Devoe, who was 29 when he disappeared, was finally recovered in the Burrard Inlet by a pair of commercial fishers in October.

Coroners said Wednesday they identified his remains by the jewelry he wore and telltale marks on his bones from a car accident.

His body was surprisingly well-preserved within his full-body scuba suit, despite floating in the inlet for almost three decades. His remains were found just west of where he vanished during a dive with his brother on March 13, 1985.

His body never floated out of the bay, and was anchored down in the calm waters by his weighty equipment, Coroner Stephen Fonseca said.

Speaking from her home, Robin Devoe recalled the day her brother-in-law went missing after heading out for a dive with her husband.

“Peter just never came up,” she said. “It hasn’t hit home yet. He was a great person, he competed in wheelchair sports, was really concerned about other people in wheelchairs.”

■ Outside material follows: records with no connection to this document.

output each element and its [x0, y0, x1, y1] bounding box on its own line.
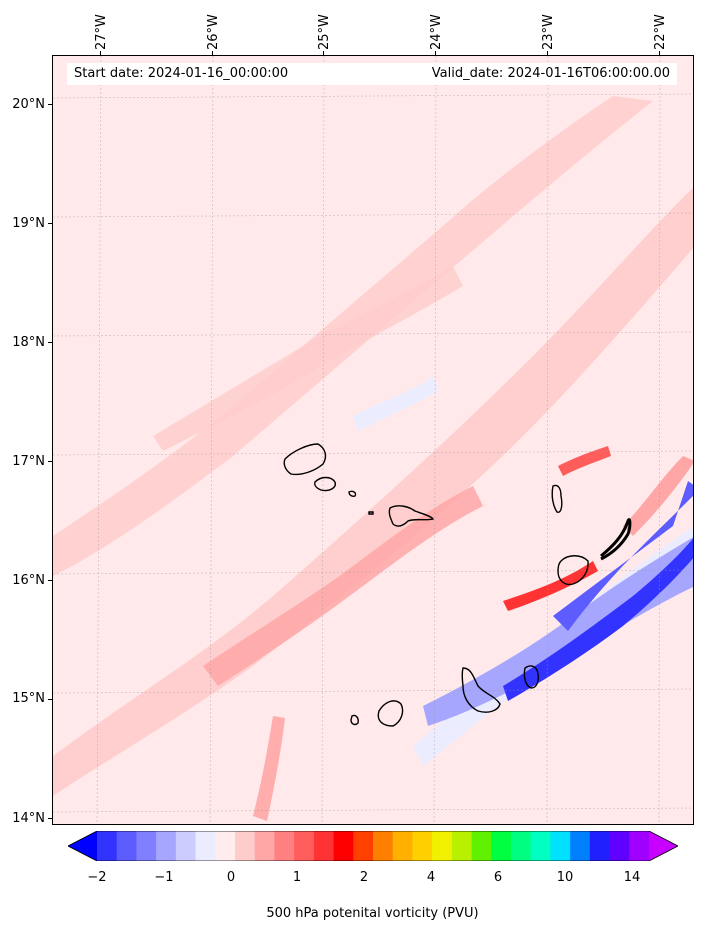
- colorbar-extend-high: [649, 831, 678, 861]
- colorbar-segment: [511, 831, 532, 861]
- date-info-bar: Start date: 2024-01-16_00:00:00 Valid_da…: [67, 63, 677, 85]
- colorbar-segment: [392, 831, 413, 861]
- light-red-band: [53, 187, 693, 796]
- lon-tick: [547, 51, 548, 55]
- lon-label-27w: 27°W: [94, 14, 109, 50]
- lon-label-26w: 26°W: [206, 14, 221, 50]
- island-sao-nicolau: [388, 505, 435, 527]
- lon-label-25w: 25°W: [317, 14, 332, 50]
- colorbar-segment: [175, 831, 197, 861]
- colorbar-segment: [530, 831, 551, 861]
- colorbar-segment: [589, 831, 611, 861]
- blue-streak-north: [553, 481, 693, 631]
- colorbar-segment: [373, 831, 394, 861]
- lat-tick: [48, 699, 52, 700]
- colorbar-segment: [550, 831, 571, 861]
- colorbar-tick-neg2: −2: [87, 870, 107, 885]
- colorbar-segment: [491, 831, 512, 861]
- vorticity-map: [53, 56, 693, 824]
- colorbar-segment: [254, 831, 275, 861]
- island-santiago: [461, 667, 501, 713]
- lat-label-14n: 14°N: [12, 811, 45, 826]
- colorbar-tick-2: 2: [359, 870, 369, 885]
- colorbar-segment: [451, 831, 473, 861]
- colorbar-tick-6: 6: [493, 870, 503, 885]
- island-small: [368, 511, 374, 515]
- colorbar-segment: [333, 831, 354, 861]
- colorbar-segment: [274, 831, 295, 861]
- lat-tick: [48, 818, 52, 819]
- lon-label-23w: 23°W: [541, 14, 556, 50]
- colorbar-segment: [294, 831, 315, 861]
- colorbar-tick-0: 0: [226, 870, 236, 885]
- lat-label-18n: 18°N: [12, 335, 45, 350]
- lon-tick: [212, 51, 213, 55]
- colorbar-segment: [471, 831, 492, 861]
- light-red-band-3: [153, 266, 463, 451]
- lon-tick: [659, 51, 660, 55]
- colorbar-tick-14: 14: [623, 870, 641, 885]
- lat-tick: [48, 461, 52, 462]
- colorbar-extend-low: [68, 831, 97, 861]
- lat-label-16n: 16°N: [12, 573, 45, 588]
- island-boa-vista: [557, 555, 589, 586]
- island-maio: [523, 665, 539, 689]
- island-elongated-feature: [600, 518, 632, 561]
- colorbar-segment: [97, 831, 118, 861]
- colorbar-segment: [156, 831, 177, 861]
- lat-label-20n: 20°N: [12, 97, 45, 112]
- start-date-label: Start date: 2024-01-16_00:00:00: [74, 66, 289, 81]
- colorbar-title: 500 hPa potenital vorticity (PVU): [266, 906, 479, 921]
- colorbar-segment: [235, 831, 256, 861]
- light-blue-patch: [353, 376, 438, 431]
- blue-band-outer: [423, 537, 693, 726]
- island-fogo: [377, 700, 404, 727]
- colorbar-segment: [629, 831, 650, 861]
- colorbar-segment: [136, 831, 157, 861]
- lat-label-15n: 15°N: [12, 691, 45, 706]
- colorbar: [68, 831, 678, 861]
- lat-tick: [48, 223, 52, 224]
- island-santo-antao: [283, 443, 327, 476]
- lat-tick: [48, 342, 52, 343]
- colorbar-tick-1: 1: [292, 870, 302, 885]
- colorbar-segment: [432, 831, 453, 861]
- gridlines: [53, 56, 693, 824]
- island-coastlines: [283, 443, 632, 727]
- colorbar-segment: [570, 831, 591, 861]
- lon-tick: [323, 51, 324, 55]
- colorbar-segment: [116, 831, 137, 861]
- map-panel: [52, 55, 694, 825]
- island-brava: [350, 714, 359, 726]
- lon-tick: [100, 51, 101, 55]
- red-streak-core: [503, 561, 598, 611]
- lon-tick: [435, 51, 436, 55]
- colorbar-tick-neg1: −1: [154, 870, 174, 885]
- lat-label-19n: 19°N: [12, 216, 45, 231]
- vorticity-contours: [53, 96, 693, 821]
- lat-label-17n: 17°N: [12, 454, 45, 469]
- colorbar-segment: [353, 831, 374, 861]
- red-streak-north: [558, 446, 611, 476]
- colorbar-tick-4: 4: [426, 870, 436, 885]
- island-santa-luzia: [348, 490, 357, 497]
- lat-tick: [48, 104, 52, 105]
- colorbar-segment: [412, 831, 433, 861]
- blue-band-inner: [503, 538, 693, 701]
- colorbar-segment: [609, 831, 630, 861]
- medium-red-band: [203, 486, 483, 686]
- island-sao-vicente: [314, 476, 336, 492]
- valid-date-label: Valid_date: 2024-01-16T06:00:00.00: [431, 66, 670, 81]
- red-patch-east: [623, 456, 693, 536]
- lat-tick: [48, 580, 52, 581]
- colorbar-segment: [195, 831, 216, 861]
- colorbar-segment: [215, 831, 236, 861]
- island-sal: [551, 484, 563, 513]
- medium-red-streak: [253, 716, 285, 821]
- colorbar-tick-10: 10: [556, 870, 574, 885]
- colorbar-segment: [313, 831, 335, 861]
- lon-label-22w: 22°W: [653, 14, 668, 50]
- lon-label-24w: 24°W: [429, 14, 444, 50]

She said Devoe founded a 20-member wheelchair scuba diving club in 1983, and helped others with disabilities discover a new way to enjoy life.

“For somebody with spinal cord injuries, it’s the freedom of being away from a wheelchair,” she said.

Kathy Newman, executive director of the B.C. Wheelchair Sports Association, recalled her first meeting with the athlete three decades ago.

“He was like a role model for other people that wanted to get involved in wheelchair sports,” she said, adding Devoe was admired for his endless support to sports for youth with disabilities.

“That’s why we decided naming the Peter Devoe Memorial Award after him,” Newman said of the scholarship fund that was established the same year Devoe went missing.